Topiary Styles

The simplest forms of topiary for any beginner to start with are the topiary styles you see most frequently – including topiary balls, topiary pyramids, domes, cones, spirals and cubes. Geometric shapes look great in a garden of any size – and that includes areas with very limited space.

Many enthusiasts want to move on to something more exotic and grow their shrubs and hedging plants to form animal and bird shapes. The most traditional topiary subject is the peacock, but it is possible to create topiary sculptures in many different styles.

Shrubs can be trimmed freehand into many of these designs or if you feel you need the help – a frame can be used as a cutting and training guide.

Designing Topiary Balls, Topiary Cones and Topiary Spirals

Even topiary balls can be an awe-inspiring work of art and can often leave us wondering how they have been created so perfectly. The best way to clip shrubs into perfect spheres is by forming a circular frame with a piece of garden wire slightly smaller in size than the plant being trimmed. The ball shape is then created by moving the wire circle around the plant and using it as a guide for cutting.

Alternatively, for a cone shape, use three garden canes to form a wigwam shape around the plant, securing the top with twine and the sides with garden wire.  Use this frame as a guide and start clipping from the centre top and work downwards around the plant.

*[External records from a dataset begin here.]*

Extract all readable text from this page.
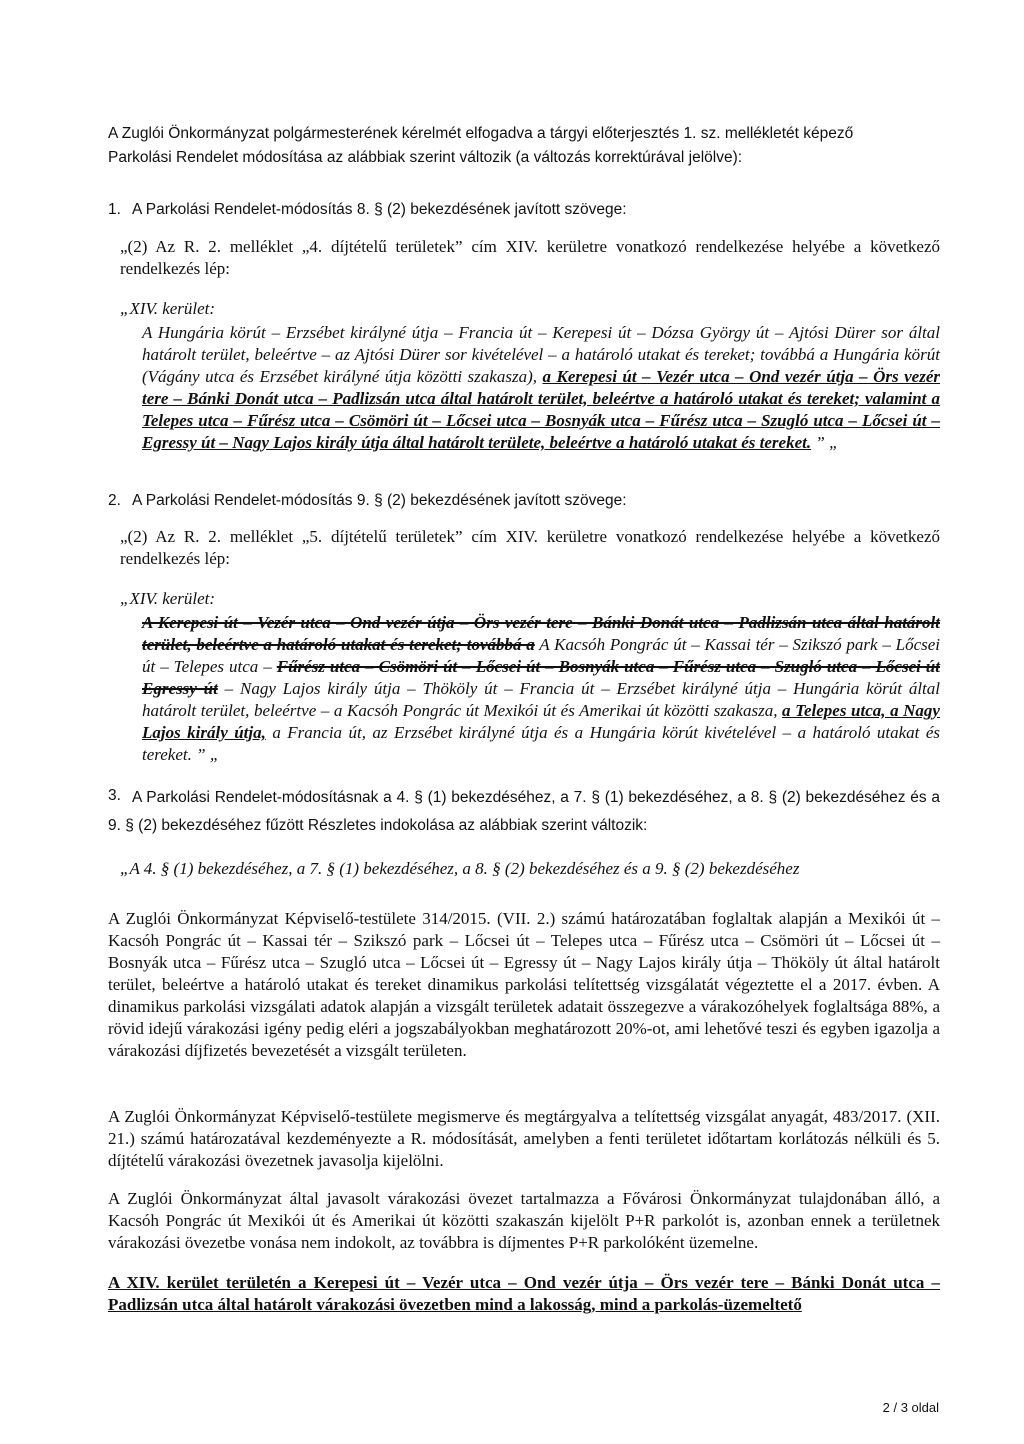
A Zuglói Önkormányzat polgármesterének kérelmét elfogadva a tárgyi előterjesztés 1. sz. mellékletét képező
Parkolási Rendelet módosítása az alábbiak szerint változik (a változás korrektúrával jelölve):
1. A Parkolási Rendelet-módosítás 8. § (2) bekezdésének javított szövege:
„(2) Az R. 2. melléklet „4. díjtételű területek” cím XIV. kerületre vonatkozó rendelkezése helyébe a következő rendelkezés lép:
„XIV. kerület:
A Hungária körút – Erzsébet királyné útja – Francia út – Kerepesi út – Dózsa György út – Ajtósi Dürer sor által határolt terület, beleértve – az Ajtósi Dürer sor kivételével – a határoló utakat és tereket; továbbá a Hungária körút (Vágány utca és Erzsébet királyné útja közötti szakasza), a Kerepesi út – Vezér utca – Ond vezér útja – Örs vezér tere – Bánki Donát utca – Padlizsán utca által határolt terület, beleértve a határoló utakat és tereket; valamint a Telepes utca – Fűrész utca – Csömöri út – Lőcsei utca – Bosnyák utca – Fűrész utca – Szugló utca – Lőcsei út – Egressy út – Nagy Lajos király útja által határolt területe, beleértve a határoló utakat és tereket. ” „
2. A Parkolási Rendelet-módosítás 9. § (2) bekezdésének javított szövege:
„(2) Az R. 2. melléklet „5. díjtételű területek” cím XIV. kerületre vonatkozó rendelkezése helyébe a következő rendelkezés lép:
„XIV. kerület:
A Kerepesi út – Vezér utca – Ond vezér útja – Örs vezér tere – Bánki Donát utca – Padlizsán utca által határolt terület, beleértve a határoló utakat és tereket; továbbá a A Kacsóh Pongrác út – Kassai tér – Szikszó park – Lőcsei út – Telepes utca – Fűrész utca – Csömöri út – Lőcsei út – Bosnyák utca – Fűrész utca – Szugló utca – Lőcsei út Egressy út – Nagy Lajos király útja – Thököly út – Francia út – Erzsébet királyné útja – Hungária körút által határolt terület, beleértve – a Kacsóh Pongrác út Mexikói út és Amerikai út közötti szakasza, a Telepes utca, a Nagy Lajos király útja, a Francia út, az Erzsébet királyné útja és a Hungária körút kivételével – a határoló utakat és tereket. ” „
3. A Parkolási Rendelet-módosításnak a 4. § (1) bekezdéséhez, a 7. § (1) bekezdéséhez, a 8. § (2) bekezdéséhez és a 9. § (2) bekezdéséhez fűzött Részletes indokolása az alábbiak szerint változik:
„A 4. § (1) bekezdéséhez, a 7. § (1) bekezdéséhez, a 8. § (2) bekezdéséhez és a 9. § (2) bekezdéséhez
A Zuglói Önkormányzat Képviselő-testülete 314/2015. (VII. 2.) számú határozatában foglaltak alapján a Mexikói út – Kacsóh Pongrác út – Kassai tér – Szikszó park – Lőcsei út – Telepes utca – Fűrész utca – Csömöri út – Lőcsei út – Bosnyák utca – Fűrész utca – Szugló utca – Lőcsei út – Egressy út – Nagy Lajos király útja – Thököly út által határolt terület, beleértve a határoló utakat és tereket dinamikus parkolási telítettség vizsgálatát végeztette el a 2017. évben. A dinamikus parkolási vizsgálati adatok alapján a vizsgált területek adatait összegezve a várakozóhelyek foglaltsága 88%, a rövid idejű várakozási igény pedig eléri a jogszabályokban meghatározott 20%-ot, ami lehetővé teszi és egyben igazolja a várakozási díjfizetés bevezetését a vizsgált területen.
A Zuglói Önkormányzat Képviselő-testülete megismerve és megtárgyalva a telítettség vizsgálat anyagát, 483/2017. (XII. 21.) számú határozatával kezdeményezte a R. módosítását, amelyben a fenti területet időtartam korlátozás nélküli és 5. díjtételű várakozási övezetnek javasolja kijelölni.
A Zuglói Önkormányzat által javasolt várakozási övezet tartalmazza a Fővárosi Önkormányzat tulajdonában álló, a Kacsóh Pongrác út Mexikói út és Amerikai út közötti szakaszán kijelölt P+R parkolót is, azonban ennek a területnek várakozási övezetbe vonása nem indokolt, az továbbra is díjmentes P+R parkolóként üzemelne.
A XIV. kerület területén a Kerepesi út – Vezér utca – Ond vezér útja – Örs vezér tere – Bánki Donát utca – Padlizsán utca által határolt várakozási övezetben mind a lakosság, mind a parkolás-üzemeltető
2 / 3 oldal
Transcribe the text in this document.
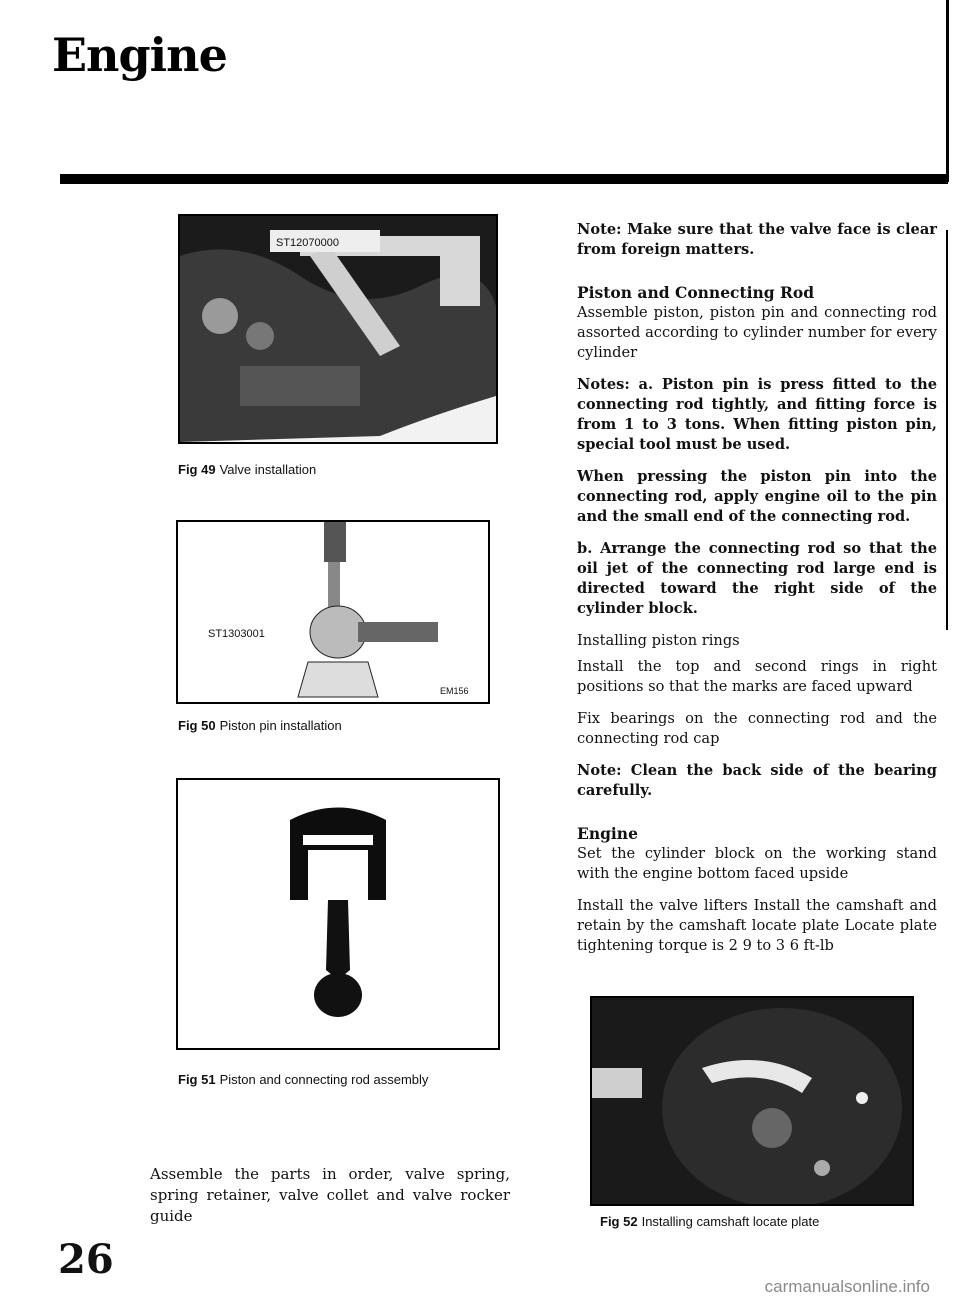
Engine
ST12070000
Fig 49 Valve installation
ST1303001
EM156
Fig 50 Piston pin installation
Fig 51 Piston and connecting rod assembly
Fig 52 Installing camshaft locate plate

Note: Make sure that the valve face is clear from foreign matters.

Piston and Connecting Rod

Assemble piston, piston pin and connecting rod assorted according to cylinder number for every cylinder

Notes: a. Piston pin is press fitted to the connecting rod tightly, and fitting force is from 1 to 3 tons. When fitting piston pin, special tool must be used.

When pressing the piston pin into the connecting rod, apply engine oil to the pin and the small end of the connecting rod.

b. Arrange the connecting rod so that the oil jet of the connecting rod large end is directed toward the right side of the cylinder block.

Installing piston rings

Install the top and second rings in right positions so that the marks are faced upward

Fix bearings on the connecting rod and the connecting rod cap

Note: Clean the back side of the bearing carefully.

Engine

Set the cylinder block on the working stand with the engine bottom faced upside

Install the valve lifters Install the camshaft and retain by the camshaft locate plate Locate plate tightening torque is 2 9 to 3 6 ft-lb

Assemble the parts in order, valve spring, spring retainer, valve collet and valve rocker guide
26
carmanualsonline.info
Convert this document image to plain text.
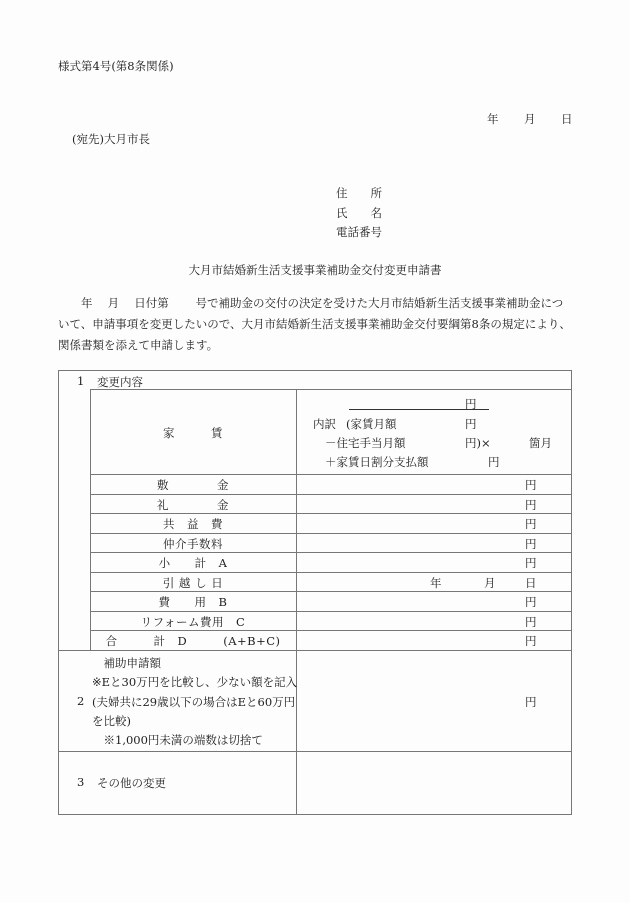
様式第4号(第8条関係)
年 月 日
(宛先)大月市長
住　　所
氏　　名
電話番号
大月市結婚新生活支援事業補助金交付変更申請書
　　年　 月　 日付第　　 号で補助金の交付の決定を受けた大月市結婚新生活支援事業補助金につ
いて、申請事項を変更したいので、大月市結婚新生活支援事業補助金交付要綱第8条の規定により、
関係書類を添えて申請します。
1 変更内容
家　　　賃
円
内訳 (家賃月額	円
－住宅手当月額	円)×	箇月
＋家賃日割分支払額	円
敷　　　　金	円
礼　　　　金	円
共　益　費	円
仲介手数料	円
小　　計　A	円
引 越 し 日	年	月	日
費　　用　B	円
リフォーム費用　C	円
合　　　計　D　　　(A+B+C)	円
2
　補助申請額
※Eと30万円を比較し、少ない額を記入
(夫婦共に29歳以下の場合はEと60万円
を比較)
　※1,000円未満の端数は切捨て
円
3 その他の変更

If you are feeling a little adventurous you can move on from the topiary cone to the topiary spiral. Simply mark out the spiral down the cone with twine and working from the top downwards, clip the foliage back to the centre of the shrub before trimming both the lower and upper edges of the curve. Don’t forget to stand back and view your work from all angles as you go along.

Other Topiary Shapes

Birds and animal shapes can be cut into a single shrub or created from several hedging plants and if you are feeling confident are best achieved using freehand. There are frames available which are ready-made in differing shapes and sizes but we feel like that might be taking the easy way out! Get creative with the pruning shears!


Small Topiary Plants

There are a number of ways to train and prune a small topiary plant, but one of the best ways is to use a frame packed with sphagnum moss. Keep the moss moist and gradually clip the plant as it goes towards and through the frame. This is ideal if you would eventually like to turn the plant into something bigger.